Jiménez-Pérez enumera outros exemplos globais de sucesso da produção de natureza: o Serengeti (ou Serengueti), parque na região geográfica na África Oriental, no norte da Tanzânia e sudoeste do Quênia; o Parque Nacional Kruger, melhor lugar para safáris na África do Sul; e o Parque Nacional de Yellowstone, área selvagem e de recreação no topo de um ponto vulcânico, nos Estados Unidos.
“A demanda global turística é por experiência. Como o mundo atual é urbano, com uma classe média crescente nas cidades, esse público quer aproveitar a natureza nas férias, porque essa proximidade é importante para a saúde. Isso cria uma demanda por produtos naturais de qualidade. O Brasil tem a maior biodiversidade do mundo, mas não está vendendo esses produtos. As áreas naturais estão abandonadas, porque a sociedade não as vê como produto”, lamenta.

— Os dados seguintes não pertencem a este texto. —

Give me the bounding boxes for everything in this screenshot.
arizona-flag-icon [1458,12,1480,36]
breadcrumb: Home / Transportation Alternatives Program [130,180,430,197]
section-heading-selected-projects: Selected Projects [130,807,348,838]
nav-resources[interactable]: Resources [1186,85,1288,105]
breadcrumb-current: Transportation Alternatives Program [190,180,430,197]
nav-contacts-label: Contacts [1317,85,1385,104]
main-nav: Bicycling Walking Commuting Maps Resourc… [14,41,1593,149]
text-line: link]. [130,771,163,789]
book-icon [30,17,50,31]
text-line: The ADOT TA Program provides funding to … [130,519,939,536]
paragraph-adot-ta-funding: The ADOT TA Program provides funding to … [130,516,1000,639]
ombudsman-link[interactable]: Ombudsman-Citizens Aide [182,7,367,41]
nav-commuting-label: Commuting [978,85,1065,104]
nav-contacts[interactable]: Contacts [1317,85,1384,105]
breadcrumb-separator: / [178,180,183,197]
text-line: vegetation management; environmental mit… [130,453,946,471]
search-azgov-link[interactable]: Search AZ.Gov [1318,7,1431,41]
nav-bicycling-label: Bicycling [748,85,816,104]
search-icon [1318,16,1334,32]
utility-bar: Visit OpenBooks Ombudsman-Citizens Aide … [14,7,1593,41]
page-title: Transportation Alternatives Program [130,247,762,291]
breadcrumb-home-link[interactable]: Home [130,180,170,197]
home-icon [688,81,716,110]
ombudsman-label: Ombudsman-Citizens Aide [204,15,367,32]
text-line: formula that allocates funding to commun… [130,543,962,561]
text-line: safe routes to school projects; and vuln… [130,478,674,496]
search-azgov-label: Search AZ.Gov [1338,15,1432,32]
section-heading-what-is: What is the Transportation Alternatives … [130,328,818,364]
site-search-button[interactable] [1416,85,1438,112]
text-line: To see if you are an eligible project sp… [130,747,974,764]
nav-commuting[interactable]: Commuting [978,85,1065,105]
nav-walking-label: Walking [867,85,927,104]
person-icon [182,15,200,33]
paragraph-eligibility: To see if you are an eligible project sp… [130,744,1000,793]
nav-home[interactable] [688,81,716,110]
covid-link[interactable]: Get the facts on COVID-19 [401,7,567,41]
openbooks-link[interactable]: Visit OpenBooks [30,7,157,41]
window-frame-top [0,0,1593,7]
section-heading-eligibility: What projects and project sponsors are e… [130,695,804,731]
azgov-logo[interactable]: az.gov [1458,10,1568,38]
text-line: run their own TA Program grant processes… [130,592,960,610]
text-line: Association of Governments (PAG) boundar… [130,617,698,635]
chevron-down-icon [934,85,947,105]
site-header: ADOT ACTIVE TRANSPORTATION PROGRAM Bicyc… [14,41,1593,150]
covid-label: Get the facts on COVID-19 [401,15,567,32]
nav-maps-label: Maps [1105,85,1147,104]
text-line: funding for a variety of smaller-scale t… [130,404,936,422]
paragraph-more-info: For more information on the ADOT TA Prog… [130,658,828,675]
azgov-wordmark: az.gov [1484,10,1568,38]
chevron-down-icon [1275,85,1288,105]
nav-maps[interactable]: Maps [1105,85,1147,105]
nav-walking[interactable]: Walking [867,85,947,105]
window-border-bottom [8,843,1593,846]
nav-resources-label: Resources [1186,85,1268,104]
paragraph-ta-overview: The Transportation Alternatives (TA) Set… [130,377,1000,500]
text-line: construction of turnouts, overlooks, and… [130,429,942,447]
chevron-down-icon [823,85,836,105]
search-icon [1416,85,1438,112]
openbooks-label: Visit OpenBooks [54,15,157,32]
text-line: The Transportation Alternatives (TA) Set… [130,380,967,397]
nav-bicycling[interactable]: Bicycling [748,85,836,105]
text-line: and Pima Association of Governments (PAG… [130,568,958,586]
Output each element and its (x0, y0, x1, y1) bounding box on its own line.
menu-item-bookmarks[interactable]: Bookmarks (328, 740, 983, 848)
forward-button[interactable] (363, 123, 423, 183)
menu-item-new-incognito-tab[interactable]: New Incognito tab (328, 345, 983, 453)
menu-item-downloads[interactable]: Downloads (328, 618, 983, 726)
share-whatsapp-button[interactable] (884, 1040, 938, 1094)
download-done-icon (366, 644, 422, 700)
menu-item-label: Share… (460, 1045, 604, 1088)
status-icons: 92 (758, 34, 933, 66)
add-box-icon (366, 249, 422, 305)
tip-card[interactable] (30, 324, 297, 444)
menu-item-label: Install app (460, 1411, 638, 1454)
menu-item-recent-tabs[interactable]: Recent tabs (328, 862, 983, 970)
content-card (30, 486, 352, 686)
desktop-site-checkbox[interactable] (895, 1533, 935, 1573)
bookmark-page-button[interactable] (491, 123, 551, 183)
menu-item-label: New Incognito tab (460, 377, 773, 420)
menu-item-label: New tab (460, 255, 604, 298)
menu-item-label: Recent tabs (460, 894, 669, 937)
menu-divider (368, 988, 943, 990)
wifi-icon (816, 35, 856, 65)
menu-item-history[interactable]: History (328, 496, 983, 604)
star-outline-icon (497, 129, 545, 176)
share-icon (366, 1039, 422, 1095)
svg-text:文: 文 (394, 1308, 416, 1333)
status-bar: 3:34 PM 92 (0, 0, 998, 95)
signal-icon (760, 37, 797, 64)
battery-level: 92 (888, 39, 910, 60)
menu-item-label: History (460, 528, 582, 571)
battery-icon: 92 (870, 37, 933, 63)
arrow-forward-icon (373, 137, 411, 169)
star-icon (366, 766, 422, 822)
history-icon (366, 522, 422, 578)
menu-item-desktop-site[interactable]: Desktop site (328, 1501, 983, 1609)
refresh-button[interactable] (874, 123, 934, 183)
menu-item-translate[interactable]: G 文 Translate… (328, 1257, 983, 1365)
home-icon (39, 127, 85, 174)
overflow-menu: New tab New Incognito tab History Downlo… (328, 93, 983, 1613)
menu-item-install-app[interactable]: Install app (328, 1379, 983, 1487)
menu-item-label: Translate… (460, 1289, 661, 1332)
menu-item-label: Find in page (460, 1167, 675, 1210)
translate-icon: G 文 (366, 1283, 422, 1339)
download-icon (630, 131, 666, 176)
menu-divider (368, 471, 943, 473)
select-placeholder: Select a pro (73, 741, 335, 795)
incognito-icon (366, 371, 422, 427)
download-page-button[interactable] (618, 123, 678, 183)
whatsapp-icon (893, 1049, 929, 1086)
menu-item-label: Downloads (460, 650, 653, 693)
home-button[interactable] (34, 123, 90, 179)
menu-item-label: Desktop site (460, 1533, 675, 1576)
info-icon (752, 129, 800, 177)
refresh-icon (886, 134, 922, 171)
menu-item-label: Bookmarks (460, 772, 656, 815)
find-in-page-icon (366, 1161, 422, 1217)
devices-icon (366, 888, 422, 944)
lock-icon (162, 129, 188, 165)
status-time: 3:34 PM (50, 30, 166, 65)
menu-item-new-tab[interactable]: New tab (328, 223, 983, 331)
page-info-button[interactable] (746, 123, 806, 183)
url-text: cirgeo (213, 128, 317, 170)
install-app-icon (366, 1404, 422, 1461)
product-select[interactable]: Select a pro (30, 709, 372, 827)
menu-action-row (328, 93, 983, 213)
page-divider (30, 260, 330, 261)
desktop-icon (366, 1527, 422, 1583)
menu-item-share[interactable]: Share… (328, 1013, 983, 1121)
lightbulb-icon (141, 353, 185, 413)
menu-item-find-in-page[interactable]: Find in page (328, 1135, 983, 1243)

“Quando a sociedade enxergar que a natureza é um tipo de produção, o país poderá duplicar o número de turistas estrangeiros”, aposta. Para isso, sustenta o biólogo, é preciso que o país adote uma visão de Estado. “Não depende só do governo, mas da iniciativa privada e dos próprios ambientalistas, com um olhar mais aberto para as oportunidades”, sentencia.
Apesar das características singulares do Brasil, dados da Organização Mundial do Turismo (OMT) apontam que as taxas de crescimento do turismo internacional no país foram de 0,6%, em 2017, e 0,5%, em 2018. Já no Peru e na Argentina, segundo informações do Ministério do Comércio Exterior e Turismo do Peru e do Instituto Nacional de Estatística e Censos da Argentina, o crescimento em 2018 foi de 10% e 7,5%, respectivamente.
Além disso, cada turista gastou, em média, US$ 53,96 por dia durante a passagem pelo Brasil, sendo que os três destinos mais procurados têm a natureza como um forte ponto em comum: Rio de Janeiro (atraindo 29,7% dos turistas), Florianópolis (17,1%) e Foz do Iguaçu (12,9%).
“Se levarmos em conta que o Brasil tem atrações naturais que incluem as cataratas mais visitadas da América, o Pantanal e a Mata Atlântica, chama atenção a escassa visitação em relação a países vizinhos”, analisa Jiménez-Pérez. “O Brasil tem um potencial enorme, mas parece evidente que há uma oportunidade perdida de valorizar e aproveitar a riquíssima biodiversidade”, ressalta.
O Brasil abriga a maior biodiversidade mundial, cerca de 20% das espécies do planeta. Dessas, a Mata Atlântica – bioma cujo território foi reduzido a 7% da sua cobertura original, segundo dados do Ministério do Meio Ambiente – concentra 35% da biodiversidade vegetal nacional, além de cerca de 850 espécies de aves, 370 de anfíbios, 200 de répteis, 270 de mamíferos e 350 de peixes. “A conservação da natureza não é um empecilho para o desenvolvimento, mas sim um meio econômico que gera uma série de bens e serviços de qualidade, com alto valor agregado”, afirma Borges, da SPVS.